Figure 2

Buffering in conservative and non-conservative buffered systems, illustrated by blood pressure buffering. A-C, Conservative buffered system: Buffering individual flow against variations of total flow. Pipework model of circulation, where cardiac output corresponds to total volume flow Φ, and volume flows in individual organs to volume flows φ_i in individual tubes. A, Zero buffering. In a circulation comprising a single hydraulic conductor, a total volume flow (Φ) established by a pump (⊗) results in a partial flow (φ₁) of equal magnitude in the conductor (red). Their quantitative relation can be represented in signal transduction formalism as a "transfer element" where input x corresponds to Φ, output y to φ₁, and the transfer properties are characterized by a constant transfer coefficient of 1. B, Linear buffering. Total volume flow partitioning into two parallel hydraulic conductors. Changes of total flow Φ now elicit smaller changes of the partial flow φ₁ (red) – due to "buffering" by the second conductor (blue). Transfer and buffering behavior with respect to the upper vessel can be expressed in terms of fixed, dimensionless fractions t and b. C, Nonlinear buffering. When one or both vessels have elastic walls, hydraulic conductance and thus responsiveness to changes in Φ will vary with the absolute value of Φ. Transfer and buffering coefficients become nonlinear functions of Φ. D, Non-conservative buffered systems: Buffering individual flow against variations of perfusion pressure.
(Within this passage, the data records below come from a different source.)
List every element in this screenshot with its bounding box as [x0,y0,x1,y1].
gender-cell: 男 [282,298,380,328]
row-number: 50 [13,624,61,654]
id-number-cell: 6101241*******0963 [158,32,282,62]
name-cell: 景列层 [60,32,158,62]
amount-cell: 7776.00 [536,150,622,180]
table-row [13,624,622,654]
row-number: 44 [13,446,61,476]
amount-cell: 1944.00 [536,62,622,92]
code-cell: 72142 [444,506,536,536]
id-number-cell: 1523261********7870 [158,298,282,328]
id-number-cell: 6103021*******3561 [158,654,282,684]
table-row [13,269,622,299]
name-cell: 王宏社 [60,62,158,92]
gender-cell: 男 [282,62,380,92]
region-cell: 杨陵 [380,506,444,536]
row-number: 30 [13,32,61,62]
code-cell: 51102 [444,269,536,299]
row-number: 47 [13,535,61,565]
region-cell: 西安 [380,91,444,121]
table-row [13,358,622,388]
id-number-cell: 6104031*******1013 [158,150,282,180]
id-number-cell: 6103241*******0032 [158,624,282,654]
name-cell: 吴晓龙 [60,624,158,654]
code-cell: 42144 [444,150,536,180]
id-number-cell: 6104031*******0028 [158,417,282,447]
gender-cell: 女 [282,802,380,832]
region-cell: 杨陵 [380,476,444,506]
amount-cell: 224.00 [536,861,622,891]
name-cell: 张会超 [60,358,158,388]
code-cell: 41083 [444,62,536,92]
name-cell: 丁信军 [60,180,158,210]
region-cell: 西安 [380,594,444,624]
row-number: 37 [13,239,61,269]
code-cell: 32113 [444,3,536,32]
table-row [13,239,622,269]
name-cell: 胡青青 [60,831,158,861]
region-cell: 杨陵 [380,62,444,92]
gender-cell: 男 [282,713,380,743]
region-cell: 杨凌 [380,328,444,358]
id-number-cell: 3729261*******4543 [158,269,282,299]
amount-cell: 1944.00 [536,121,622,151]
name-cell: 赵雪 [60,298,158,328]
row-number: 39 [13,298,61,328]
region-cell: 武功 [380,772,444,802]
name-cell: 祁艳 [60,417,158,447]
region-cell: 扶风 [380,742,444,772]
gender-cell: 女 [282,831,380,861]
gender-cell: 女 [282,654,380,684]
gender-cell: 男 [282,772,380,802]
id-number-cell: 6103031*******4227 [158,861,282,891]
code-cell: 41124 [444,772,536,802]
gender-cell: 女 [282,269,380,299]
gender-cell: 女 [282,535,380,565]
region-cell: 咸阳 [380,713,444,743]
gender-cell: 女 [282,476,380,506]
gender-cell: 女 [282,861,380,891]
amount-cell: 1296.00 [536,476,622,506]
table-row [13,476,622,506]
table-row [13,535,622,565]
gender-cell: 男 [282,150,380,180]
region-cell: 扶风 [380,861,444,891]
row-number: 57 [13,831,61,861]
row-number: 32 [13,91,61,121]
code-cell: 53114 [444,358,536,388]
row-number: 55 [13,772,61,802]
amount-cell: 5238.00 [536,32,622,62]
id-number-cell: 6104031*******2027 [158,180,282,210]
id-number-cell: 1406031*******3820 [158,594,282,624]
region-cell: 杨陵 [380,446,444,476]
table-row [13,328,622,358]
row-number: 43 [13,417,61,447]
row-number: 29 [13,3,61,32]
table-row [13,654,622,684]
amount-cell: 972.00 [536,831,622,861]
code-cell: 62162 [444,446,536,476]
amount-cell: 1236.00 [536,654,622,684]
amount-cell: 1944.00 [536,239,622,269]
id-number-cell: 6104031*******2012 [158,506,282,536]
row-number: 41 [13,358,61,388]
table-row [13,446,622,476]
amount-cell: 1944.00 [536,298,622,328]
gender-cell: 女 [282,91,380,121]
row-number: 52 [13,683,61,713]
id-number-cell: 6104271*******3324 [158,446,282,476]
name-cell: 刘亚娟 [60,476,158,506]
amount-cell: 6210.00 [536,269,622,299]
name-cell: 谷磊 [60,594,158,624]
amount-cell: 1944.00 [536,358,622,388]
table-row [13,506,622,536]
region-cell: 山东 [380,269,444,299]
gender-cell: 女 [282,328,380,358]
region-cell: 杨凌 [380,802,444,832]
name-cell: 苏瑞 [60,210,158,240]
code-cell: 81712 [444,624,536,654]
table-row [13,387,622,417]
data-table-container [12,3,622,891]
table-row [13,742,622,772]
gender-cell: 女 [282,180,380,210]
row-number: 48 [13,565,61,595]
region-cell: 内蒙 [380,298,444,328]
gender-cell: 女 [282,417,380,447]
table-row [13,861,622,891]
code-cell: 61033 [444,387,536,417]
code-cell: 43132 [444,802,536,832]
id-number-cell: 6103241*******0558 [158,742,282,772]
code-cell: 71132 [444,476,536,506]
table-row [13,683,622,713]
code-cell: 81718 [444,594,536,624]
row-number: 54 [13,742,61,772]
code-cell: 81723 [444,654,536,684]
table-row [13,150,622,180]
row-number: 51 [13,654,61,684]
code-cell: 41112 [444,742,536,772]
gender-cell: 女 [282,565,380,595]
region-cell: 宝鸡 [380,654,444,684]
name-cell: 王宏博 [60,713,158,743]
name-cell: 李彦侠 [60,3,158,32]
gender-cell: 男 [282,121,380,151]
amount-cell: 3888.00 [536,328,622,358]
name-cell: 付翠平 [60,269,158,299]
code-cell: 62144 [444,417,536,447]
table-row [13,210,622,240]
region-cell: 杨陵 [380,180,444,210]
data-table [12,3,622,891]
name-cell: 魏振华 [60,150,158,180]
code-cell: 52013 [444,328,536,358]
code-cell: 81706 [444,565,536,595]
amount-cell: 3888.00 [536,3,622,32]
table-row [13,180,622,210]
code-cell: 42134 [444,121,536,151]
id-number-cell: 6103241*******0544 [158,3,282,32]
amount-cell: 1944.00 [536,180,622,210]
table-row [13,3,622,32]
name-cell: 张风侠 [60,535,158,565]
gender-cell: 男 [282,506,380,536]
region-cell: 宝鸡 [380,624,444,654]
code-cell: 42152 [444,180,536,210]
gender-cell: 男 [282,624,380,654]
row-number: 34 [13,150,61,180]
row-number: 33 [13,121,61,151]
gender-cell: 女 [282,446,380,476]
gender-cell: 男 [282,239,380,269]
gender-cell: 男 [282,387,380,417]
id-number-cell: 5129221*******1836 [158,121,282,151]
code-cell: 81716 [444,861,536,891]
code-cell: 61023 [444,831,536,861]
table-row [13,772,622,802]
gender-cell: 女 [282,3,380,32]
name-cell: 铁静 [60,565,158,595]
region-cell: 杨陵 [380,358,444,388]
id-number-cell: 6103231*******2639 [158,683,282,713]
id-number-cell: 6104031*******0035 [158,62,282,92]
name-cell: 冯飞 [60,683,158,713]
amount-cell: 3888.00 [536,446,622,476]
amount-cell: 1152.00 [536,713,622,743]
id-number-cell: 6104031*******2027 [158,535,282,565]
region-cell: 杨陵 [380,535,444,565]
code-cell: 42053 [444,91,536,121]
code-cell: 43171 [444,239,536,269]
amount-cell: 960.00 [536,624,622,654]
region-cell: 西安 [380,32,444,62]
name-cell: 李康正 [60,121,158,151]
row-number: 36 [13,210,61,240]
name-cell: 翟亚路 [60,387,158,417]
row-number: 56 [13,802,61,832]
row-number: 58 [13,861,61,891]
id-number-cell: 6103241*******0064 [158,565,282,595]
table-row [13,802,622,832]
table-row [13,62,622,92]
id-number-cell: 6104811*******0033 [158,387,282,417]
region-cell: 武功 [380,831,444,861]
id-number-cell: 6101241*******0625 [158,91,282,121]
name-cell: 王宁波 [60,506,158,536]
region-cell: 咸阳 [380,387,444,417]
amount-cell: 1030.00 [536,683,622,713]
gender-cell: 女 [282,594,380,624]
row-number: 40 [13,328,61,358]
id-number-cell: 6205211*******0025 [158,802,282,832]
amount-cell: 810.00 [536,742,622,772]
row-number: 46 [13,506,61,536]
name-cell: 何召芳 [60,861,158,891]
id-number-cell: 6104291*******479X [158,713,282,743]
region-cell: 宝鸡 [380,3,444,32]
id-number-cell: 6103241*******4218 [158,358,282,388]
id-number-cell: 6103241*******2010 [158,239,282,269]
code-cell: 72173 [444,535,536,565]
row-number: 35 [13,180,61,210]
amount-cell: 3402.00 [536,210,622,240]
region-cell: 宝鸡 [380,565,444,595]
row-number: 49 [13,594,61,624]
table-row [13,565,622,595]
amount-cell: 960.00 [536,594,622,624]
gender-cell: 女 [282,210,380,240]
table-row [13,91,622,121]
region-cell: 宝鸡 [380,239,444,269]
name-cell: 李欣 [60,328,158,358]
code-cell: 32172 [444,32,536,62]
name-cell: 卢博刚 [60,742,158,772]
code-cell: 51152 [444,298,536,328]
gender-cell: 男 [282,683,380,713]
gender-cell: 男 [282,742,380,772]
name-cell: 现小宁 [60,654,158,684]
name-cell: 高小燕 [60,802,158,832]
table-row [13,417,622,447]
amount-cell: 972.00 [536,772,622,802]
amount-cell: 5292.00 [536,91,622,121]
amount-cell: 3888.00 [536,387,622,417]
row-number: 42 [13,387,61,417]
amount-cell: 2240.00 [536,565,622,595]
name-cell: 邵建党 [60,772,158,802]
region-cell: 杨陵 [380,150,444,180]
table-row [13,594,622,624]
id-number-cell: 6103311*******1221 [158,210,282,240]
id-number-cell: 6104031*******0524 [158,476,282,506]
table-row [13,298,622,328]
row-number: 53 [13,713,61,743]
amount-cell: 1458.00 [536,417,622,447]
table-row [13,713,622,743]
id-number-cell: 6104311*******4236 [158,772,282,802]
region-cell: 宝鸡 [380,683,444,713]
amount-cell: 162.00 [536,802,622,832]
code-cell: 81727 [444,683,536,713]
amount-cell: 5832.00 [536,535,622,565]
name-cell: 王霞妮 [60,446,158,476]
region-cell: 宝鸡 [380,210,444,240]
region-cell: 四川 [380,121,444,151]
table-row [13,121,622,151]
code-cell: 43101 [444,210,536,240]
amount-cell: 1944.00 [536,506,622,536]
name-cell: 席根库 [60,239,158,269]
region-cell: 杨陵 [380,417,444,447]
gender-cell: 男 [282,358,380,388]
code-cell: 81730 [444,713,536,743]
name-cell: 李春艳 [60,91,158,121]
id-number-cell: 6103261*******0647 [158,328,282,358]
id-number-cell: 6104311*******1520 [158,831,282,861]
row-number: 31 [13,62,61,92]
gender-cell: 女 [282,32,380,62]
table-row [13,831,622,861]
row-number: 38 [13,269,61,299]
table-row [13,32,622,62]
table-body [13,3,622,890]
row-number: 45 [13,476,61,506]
Organ volume flows φ_i are described as functions of perfusion pressure ΔP. With different physical dimensions for input and output (pressure vs. flow), the transfer coefficient for vessel 1 alone has the dimension of a hydraulic conducance L_P1. With a second vessel added in series, changes of perfusion pressure translate into smaller changes of volume flow. This effect can be interpreted as "buffering" and expressed quantitatively using the buffering parameters t, b, T, and B. If one or both vessels are elastic, transfer and buffering functions become nonlinear functions of perfusion pressure ΔP.